Cartoon by Roz Chast, published in The New Yorker. Used here for the purpose of commentary and review.
This cartoon by Roz Chast has me frozen at my desk. Elbows planted, fists pressed either side of my mouth, mind ticking over.
A row of lottery balls. Each carries something that holds up on its own. A fraction. A negative. A Roman numeral. Pi. Side by side, they suggest a winning combination. Side by side, they amount to nothing at all.
What I feel first is a sense of helplessness. A reminder that we can only control what is in our control, yet so much feels out of our control. The numbers sit there calmly, as if daring you to argue with them. You cannot. They are correct. They also get you nowhere.
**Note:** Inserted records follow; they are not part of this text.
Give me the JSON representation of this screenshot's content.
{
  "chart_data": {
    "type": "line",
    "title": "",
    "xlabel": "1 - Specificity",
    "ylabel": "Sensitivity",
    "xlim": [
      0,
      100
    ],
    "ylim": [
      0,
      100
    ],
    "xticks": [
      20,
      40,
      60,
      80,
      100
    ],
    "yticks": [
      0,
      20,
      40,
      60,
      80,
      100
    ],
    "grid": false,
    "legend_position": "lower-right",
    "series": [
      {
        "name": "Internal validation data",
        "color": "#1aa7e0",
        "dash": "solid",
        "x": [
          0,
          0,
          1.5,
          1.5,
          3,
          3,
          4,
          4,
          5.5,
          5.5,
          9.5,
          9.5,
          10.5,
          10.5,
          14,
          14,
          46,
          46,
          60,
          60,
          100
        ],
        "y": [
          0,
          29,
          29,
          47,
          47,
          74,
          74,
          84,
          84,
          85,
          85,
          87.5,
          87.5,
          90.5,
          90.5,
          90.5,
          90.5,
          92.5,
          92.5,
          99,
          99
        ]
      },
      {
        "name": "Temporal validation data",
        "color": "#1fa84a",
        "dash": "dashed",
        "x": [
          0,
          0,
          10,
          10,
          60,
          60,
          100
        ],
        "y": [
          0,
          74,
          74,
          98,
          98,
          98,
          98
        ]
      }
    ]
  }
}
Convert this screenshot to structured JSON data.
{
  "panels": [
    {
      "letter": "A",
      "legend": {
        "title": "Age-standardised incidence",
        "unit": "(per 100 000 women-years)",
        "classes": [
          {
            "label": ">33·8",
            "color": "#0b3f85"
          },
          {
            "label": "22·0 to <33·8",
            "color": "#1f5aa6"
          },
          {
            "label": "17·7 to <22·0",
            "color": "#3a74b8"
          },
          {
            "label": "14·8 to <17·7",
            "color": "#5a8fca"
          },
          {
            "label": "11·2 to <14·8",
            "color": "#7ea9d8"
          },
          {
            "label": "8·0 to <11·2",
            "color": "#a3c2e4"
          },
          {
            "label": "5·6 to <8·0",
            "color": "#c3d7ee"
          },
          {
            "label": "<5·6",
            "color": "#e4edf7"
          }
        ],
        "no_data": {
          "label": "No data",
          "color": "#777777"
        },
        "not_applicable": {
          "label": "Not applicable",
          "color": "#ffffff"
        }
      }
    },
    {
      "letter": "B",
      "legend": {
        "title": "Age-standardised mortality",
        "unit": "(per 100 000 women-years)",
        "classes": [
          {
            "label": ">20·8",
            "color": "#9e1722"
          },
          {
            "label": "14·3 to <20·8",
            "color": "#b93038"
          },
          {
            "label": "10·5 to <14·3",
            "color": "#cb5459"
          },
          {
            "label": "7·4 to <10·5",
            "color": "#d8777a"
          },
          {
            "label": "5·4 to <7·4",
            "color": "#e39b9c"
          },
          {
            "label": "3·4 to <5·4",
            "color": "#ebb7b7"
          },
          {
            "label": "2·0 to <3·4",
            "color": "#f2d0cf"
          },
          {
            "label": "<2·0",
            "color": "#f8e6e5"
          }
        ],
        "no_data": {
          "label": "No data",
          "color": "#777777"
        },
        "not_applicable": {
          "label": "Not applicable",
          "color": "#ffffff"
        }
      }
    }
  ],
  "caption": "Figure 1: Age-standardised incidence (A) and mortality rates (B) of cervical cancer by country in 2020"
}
I recognise this feeling. We live inside it.
We gather facts from different places and trust they will cooperate. Data, personal experience, expert opinion, history, instinct. Each comes with its own logic. Each carries weight. Then we stack them together and expect coherence, certainty, reward. When that does not arrive, frustration creeps in.
The digital age feeds this habit. It is a gift. It is also a curse. Access to information feels like power. Volume feels like progress. Speed feels like clarity. What it often delivers is overload. Different systems of meaning collide on the same screen, stripped of context, flattened into equivalence. Everything looks equally convincing. Nothing quite adds up.
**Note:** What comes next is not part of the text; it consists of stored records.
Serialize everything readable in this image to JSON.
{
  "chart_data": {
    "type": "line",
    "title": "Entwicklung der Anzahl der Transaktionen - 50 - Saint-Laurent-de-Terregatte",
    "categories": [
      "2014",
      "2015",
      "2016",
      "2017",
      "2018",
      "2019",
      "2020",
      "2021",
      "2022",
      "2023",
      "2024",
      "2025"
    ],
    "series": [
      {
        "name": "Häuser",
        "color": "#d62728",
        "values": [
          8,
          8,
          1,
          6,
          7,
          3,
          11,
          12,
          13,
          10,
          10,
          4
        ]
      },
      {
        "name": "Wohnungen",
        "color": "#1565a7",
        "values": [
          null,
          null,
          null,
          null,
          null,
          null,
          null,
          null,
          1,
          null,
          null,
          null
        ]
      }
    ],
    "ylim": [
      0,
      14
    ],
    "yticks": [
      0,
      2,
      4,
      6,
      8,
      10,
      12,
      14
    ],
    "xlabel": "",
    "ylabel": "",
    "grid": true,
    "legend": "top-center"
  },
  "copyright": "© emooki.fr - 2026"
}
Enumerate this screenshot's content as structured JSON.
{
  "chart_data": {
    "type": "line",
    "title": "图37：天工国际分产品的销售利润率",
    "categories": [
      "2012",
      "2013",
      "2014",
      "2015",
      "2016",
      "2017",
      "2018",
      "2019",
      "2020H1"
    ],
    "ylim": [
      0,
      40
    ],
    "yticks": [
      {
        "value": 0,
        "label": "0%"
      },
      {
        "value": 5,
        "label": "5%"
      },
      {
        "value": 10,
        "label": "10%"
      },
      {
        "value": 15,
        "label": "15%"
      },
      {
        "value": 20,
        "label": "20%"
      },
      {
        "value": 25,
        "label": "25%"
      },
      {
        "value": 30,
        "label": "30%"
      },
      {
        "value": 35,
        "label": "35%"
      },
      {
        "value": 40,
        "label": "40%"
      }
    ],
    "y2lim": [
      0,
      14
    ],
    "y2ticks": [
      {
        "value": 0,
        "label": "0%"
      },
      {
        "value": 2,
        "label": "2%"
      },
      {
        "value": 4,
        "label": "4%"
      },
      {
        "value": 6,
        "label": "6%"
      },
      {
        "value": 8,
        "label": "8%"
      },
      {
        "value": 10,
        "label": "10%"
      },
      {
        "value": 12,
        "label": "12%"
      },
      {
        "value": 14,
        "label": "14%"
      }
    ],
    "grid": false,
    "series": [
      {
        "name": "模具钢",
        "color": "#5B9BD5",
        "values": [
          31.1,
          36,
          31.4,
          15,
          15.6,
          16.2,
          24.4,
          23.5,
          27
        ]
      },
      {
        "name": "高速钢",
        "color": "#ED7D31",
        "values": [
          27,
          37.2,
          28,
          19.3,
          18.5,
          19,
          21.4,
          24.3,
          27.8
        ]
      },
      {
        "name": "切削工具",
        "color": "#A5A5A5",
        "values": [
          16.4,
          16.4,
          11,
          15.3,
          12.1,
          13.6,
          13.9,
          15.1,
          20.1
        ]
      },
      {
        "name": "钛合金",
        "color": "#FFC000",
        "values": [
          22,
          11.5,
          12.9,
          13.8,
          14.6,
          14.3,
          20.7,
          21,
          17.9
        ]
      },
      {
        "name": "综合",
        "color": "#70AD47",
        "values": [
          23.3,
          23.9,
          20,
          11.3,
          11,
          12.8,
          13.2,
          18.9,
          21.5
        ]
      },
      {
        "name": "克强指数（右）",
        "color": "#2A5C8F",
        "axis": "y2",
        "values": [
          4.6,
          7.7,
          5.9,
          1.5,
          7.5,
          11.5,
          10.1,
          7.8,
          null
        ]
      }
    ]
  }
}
The cartoon also speaks to fairness. Even if these numbers were drawn, the system would refuse them. No payout. No recognition. Rules matter. Frameworks matter. Outcomes only count when they are recognised by the structures that govern them. This is uncomfortable to sit with, especially for people who value effort, evidence, and good faith.
I find myself thinking about public debate, policy, community conflict, even family conversations. We argue as though there is a single winning combination. If we explain it better. If we add one more piece of information. If we line things up more neatly. The cartoon suggests something else. Sometimes the issue is not effort or intelligence. Sometimes the pieces belong to different games.
I do not feel smarter after looking at it. I feel more aware of the limits, and of how often I ignore them. There is no win in it. Just recognition.